Some dentists may avoid treating people with this condition due to the increased risks. Yet, a new medical paper published in the International Journal of Oral Science has proposed guidelines for practitioners to follow.

In addition to consulting a nephrologist, the paper recommends dental implant dentists thoroughly review their patient's medical history. This includes their history of diabetes and cardiovascular disease.

In addition, they recommend a complete blood count and measuring bleeding times and the implant surgery be carried out on the day after hemodialysis. This can help to minimize the risk of bleeding.

After the surgery is completed, dental implant maintenance is particularly important for patients with chronic kidney disease. These precautions can easily be carried out by an experienced and skilled dental implant dentist who already takes extensive precautions when evaluating patients for surgery. They will use the most up-to-date techniques available today.

Using Computer Guided Surgery During Implant Placement

One particular technique that can be helpful is computer guided surgery. This is increasingly being used by dental implantants wishing to provide their patients with the very best treatment.

With this technique, patients have a cone beam CT scan in addition to dental x-rays prior to treatment being carried out. A cone beam scan provides detailed 3-D images of the jaws and is used to pre-plan surgery down to the very last millimeter.

The images allow a clinician to decide where best to place each dental implant, avoiding vital structures while maximizing use of available bone. Once the surgery is planned, the treatment plan is converted into a detailed stent that is used during oral surgery. This is used to accurately replicate the plan, greatly minimizing room for error. Often, it's possible to use what's called computer guided flap-less surgery.

This is where implants are inserted directly through the gum tissue eliminating the need to make incisions into the gums to expose the underlying bone. This technique can be very useful when treating patients with medical problems. This is because it reduces the risk of infection and bleeding, plus, healing is quicker and smoother.

Is It Worth Having Implant Surgery When You Have Medical Problems?

It can seem as if there is a lot to consider for implant surgery without throwing medical problems into the mix.

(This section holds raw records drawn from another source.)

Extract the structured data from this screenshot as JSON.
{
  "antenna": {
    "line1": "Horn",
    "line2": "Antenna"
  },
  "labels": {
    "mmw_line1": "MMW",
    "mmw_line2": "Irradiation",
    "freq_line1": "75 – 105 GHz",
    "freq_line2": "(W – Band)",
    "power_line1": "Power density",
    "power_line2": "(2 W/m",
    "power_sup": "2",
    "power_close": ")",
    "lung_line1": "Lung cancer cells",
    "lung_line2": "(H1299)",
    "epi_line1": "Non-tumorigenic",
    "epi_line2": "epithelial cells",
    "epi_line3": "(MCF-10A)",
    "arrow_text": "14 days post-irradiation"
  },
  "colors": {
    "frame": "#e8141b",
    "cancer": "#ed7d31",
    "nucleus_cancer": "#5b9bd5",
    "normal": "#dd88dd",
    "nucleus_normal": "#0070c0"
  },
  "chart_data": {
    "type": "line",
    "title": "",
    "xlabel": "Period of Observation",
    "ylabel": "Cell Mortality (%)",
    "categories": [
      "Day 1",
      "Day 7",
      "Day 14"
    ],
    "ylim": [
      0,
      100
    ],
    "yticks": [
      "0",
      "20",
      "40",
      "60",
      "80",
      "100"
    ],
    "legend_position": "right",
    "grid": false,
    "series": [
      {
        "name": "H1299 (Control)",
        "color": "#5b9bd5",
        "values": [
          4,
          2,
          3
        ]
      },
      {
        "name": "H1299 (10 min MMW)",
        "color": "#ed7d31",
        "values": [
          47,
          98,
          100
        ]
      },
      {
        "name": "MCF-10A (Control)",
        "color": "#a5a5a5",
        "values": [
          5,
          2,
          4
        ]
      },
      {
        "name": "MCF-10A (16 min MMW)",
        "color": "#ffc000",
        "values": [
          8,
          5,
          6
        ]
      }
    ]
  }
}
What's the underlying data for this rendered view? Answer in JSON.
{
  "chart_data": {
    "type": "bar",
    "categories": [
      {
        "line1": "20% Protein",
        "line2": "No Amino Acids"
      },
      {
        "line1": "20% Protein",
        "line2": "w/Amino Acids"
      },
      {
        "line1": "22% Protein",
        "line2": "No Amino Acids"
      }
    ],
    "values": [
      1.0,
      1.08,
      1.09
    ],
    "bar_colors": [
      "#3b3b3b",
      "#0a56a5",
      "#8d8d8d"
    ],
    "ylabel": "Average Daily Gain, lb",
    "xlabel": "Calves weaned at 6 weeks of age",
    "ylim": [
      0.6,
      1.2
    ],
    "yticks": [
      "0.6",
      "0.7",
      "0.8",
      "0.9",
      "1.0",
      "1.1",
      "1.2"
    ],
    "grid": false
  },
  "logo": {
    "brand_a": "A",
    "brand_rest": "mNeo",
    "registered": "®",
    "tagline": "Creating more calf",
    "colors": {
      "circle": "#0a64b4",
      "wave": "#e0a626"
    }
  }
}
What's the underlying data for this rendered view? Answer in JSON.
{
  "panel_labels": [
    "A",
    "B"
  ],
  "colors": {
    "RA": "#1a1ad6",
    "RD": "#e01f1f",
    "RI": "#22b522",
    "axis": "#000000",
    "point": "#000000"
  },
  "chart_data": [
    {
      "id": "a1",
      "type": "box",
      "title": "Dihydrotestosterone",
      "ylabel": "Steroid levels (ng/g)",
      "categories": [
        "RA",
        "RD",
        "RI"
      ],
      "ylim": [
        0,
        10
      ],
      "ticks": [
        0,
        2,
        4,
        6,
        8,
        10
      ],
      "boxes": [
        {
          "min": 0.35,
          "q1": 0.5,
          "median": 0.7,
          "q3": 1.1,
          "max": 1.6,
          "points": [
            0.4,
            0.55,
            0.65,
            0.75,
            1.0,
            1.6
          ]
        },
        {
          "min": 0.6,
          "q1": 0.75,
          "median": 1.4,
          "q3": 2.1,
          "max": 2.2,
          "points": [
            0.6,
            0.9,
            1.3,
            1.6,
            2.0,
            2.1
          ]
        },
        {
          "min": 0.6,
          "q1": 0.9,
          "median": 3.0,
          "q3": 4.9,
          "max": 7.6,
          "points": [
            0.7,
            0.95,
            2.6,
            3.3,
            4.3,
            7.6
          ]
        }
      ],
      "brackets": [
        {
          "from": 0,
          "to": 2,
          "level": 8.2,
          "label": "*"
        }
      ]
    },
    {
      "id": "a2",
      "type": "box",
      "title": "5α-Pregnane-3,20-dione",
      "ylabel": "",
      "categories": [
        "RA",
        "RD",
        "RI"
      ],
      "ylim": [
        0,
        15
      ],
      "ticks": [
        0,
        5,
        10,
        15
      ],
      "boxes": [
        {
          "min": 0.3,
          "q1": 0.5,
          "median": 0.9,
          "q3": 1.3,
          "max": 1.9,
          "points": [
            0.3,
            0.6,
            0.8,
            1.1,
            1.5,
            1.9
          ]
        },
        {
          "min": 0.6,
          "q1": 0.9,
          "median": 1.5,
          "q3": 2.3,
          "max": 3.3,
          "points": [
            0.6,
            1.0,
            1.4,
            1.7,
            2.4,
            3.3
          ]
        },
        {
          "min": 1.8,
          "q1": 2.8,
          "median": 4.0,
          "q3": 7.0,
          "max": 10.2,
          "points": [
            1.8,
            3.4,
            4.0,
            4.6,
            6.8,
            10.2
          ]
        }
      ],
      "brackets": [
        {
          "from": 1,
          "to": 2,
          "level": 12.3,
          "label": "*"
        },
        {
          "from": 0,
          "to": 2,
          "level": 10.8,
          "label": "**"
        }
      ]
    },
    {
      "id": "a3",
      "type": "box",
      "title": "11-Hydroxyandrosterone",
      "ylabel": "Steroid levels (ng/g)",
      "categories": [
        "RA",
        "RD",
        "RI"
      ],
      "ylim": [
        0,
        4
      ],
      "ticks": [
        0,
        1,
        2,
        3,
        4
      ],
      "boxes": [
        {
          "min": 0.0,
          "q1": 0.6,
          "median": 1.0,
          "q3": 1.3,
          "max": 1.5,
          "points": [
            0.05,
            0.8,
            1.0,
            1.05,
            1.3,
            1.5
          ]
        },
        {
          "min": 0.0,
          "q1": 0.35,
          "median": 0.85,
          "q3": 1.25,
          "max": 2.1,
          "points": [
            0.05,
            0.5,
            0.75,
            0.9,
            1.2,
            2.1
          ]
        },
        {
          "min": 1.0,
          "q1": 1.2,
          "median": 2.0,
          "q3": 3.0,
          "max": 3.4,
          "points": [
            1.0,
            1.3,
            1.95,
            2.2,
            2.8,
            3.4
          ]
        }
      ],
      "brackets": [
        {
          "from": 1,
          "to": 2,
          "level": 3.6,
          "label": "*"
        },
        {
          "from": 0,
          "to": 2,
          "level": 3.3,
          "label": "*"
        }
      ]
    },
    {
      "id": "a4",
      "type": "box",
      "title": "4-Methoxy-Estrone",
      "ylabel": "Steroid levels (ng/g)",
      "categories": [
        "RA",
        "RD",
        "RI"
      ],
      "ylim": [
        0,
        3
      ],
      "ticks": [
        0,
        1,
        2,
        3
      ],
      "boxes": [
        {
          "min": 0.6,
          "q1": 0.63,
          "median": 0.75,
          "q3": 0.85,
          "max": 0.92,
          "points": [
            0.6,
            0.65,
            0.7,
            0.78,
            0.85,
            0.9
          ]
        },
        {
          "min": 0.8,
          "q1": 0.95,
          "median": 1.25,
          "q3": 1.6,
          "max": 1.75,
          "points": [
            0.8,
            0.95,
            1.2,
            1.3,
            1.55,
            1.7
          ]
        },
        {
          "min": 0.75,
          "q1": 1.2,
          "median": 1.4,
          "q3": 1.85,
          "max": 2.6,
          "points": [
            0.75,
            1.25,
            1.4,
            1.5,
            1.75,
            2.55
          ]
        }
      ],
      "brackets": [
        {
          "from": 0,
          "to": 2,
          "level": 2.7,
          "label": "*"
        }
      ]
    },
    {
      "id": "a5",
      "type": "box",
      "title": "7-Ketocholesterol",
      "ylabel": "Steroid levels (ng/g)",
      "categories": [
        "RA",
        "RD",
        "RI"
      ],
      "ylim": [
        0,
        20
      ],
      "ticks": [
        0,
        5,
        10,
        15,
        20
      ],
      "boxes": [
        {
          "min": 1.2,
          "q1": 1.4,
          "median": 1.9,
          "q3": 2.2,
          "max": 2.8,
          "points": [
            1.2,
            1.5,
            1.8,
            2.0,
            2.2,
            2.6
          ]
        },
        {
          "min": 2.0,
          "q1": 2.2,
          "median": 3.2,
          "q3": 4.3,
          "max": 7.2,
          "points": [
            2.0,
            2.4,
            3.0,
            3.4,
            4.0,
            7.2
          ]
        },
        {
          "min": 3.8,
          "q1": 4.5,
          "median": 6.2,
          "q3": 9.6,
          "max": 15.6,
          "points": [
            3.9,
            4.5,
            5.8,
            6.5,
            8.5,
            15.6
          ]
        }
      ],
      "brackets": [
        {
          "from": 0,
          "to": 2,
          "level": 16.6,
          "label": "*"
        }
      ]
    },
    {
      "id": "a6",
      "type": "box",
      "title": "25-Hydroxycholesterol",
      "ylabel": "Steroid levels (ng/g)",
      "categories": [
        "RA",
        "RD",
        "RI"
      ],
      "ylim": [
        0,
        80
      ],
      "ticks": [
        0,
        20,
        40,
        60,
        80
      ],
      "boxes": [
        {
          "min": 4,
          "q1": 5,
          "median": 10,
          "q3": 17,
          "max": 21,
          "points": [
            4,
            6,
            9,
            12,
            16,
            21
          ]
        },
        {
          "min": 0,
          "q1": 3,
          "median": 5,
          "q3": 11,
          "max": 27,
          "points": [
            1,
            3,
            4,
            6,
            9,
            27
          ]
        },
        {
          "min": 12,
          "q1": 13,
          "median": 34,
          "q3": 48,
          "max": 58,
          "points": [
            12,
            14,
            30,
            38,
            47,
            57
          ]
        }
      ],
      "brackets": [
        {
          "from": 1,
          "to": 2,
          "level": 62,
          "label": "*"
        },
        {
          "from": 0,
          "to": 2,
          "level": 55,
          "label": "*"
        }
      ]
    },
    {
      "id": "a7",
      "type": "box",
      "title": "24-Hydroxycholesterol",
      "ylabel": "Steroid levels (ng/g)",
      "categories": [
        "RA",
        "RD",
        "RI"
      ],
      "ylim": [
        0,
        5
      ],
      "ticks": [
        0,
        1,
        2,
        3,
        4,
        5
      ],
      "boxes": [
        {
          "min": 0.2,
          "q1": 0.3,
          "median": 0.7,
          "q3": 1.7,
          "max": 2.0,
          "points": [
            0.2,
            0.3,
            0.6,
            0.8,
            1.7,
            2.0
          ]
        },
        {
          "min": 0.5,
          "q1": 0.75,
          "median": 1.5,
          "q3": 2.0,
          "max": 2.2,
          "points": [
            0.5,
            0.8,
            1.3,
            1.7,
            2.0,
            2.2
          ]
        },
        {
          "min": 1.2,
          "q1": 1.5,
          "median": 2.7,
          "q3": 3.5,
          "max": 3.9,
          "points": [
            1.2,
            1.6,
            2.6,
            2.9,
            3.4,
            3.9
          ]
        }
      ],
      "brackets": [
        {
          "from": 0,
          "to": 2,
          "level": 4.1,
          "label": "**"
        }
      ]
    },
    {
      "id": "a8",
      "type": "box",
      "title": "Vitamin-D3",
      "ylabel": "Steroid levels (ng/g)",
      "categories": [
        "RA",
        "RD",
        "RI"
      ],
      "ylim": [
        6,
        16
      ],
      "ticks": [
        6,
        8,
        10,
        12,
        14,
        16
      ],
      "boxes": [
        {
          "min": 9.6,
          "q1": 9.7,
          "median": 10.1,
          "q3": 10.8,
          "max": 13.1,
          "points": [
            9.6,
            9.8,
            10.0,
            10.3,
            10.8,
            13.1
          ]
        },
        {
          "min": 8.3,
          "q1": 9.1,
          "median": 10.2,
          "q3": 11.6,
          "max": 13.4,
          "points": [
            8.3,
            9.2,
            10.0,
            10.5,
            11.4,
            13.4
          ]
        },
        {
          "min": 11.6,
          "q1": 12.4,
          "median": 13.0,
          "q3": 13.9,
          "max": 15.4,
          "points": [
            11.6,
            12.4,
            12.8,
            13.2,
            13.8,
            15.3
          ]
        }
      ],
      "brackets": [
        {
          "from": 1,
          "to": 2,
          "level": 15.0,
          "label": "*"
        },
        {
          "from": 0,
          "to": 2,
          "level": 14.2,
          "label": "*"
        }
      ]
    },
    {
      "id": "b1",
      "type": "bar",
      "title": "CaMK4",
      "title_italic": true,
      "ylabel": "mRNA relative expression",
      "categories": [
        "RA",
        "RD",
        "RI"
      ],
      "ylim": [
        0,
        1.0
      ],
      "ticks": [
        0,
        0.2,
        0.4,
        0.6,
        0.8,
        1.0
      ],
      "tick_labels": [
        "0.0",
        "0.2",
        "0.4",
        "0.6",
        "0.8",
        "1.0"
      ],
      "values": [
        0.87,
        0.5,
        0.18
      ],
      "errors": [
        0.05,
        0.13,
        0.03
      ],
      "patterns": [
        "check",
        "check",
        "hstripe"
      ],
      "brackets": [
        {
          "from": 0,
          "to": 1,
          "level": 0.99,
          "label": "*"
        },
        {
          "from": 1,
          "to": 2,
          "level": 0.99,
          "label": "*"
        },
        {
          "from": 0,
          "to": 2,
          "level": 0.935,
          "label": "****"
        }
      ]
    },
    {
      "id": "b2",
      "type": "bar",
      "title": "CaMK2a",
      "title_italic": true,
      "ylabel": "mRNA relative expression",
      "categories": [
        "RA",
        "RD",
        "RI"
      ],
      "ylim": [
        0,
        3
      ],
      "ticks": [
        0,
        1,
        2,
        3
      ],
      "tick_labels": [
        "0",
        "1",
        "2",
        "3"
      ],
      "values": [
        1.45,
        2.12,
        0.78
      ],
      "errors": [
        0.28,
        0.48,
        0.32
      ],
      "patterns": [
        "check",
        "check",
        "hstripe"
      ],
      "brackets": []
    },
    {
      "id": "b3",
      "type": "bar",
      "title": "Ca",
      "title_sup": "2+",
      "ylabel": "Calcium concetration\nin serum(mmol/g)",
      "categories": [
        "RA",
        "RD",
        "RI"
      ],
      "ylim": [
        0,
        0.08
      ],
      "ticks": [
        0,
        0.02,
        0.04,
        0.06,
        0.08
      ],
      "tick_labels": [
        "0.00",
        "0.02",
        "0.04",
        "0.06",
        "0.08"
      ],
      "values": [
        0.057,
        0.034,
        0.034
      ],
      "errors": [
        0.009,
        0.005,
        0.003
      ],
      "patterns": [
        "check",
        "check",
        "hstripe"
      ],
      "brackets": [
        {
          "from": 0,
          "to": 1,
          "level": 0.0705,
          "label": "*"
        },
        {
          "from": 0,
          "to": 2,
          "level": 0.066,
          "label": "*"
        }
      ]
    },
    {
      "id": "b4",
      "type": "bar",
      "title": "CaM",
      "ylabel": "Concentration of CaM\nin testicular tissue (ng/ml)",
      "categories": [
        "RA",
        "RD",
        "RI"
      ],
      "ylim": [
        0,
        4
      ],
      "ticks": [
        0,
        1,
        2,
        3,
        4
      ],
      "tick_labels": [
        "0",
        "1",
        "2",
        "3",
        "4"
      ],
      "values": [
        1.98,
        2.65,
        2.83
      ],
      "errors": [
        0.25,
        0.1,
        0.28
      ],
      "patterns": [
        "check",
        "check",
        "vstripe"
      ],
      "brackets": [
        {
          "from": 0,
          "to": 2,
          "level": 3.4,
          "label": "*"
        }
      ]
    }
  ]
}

With this treatment being worthwhile, should you consider another way to replace missing teeth?

There are lots of advantages in having dental implants . This treatment can provide a long-term solution for tooth loss and many people have their implants for life. With dental implants, you receive stable teeth that make it easy to eat almost anything you like.

It's easier to maintain good nutrition which in turn can help protect your general health. This could be invaluable if you have medical issues and know you have problems eating properly.

Then there are the improvements to your general sense of well-being and self-confidence. Tooth loss can be quite debilitating and many people feel self-conscious about smiling or socializing with others and will avoid sharing meals.

Implant supported teeth look extremely good. Especially as a skilled dental implant dentist will make sure they function properly and provide excellent aesthetic results, complementing your appearance.

If you do have chronic kidney disease or any other medical problems and are suffering from tooth loss, it's worth investigating the potential of dental implants.

Try to see a dentist who specializes in placing dental implants as they are more likely to have the knowledge required to properly assess your condition. They can give you an honest opinion as to whether dental implants will help you and they can discuss any possible complications. Once you know the pros and cons and possible risks, you can make an informed decision about whether to go ahead.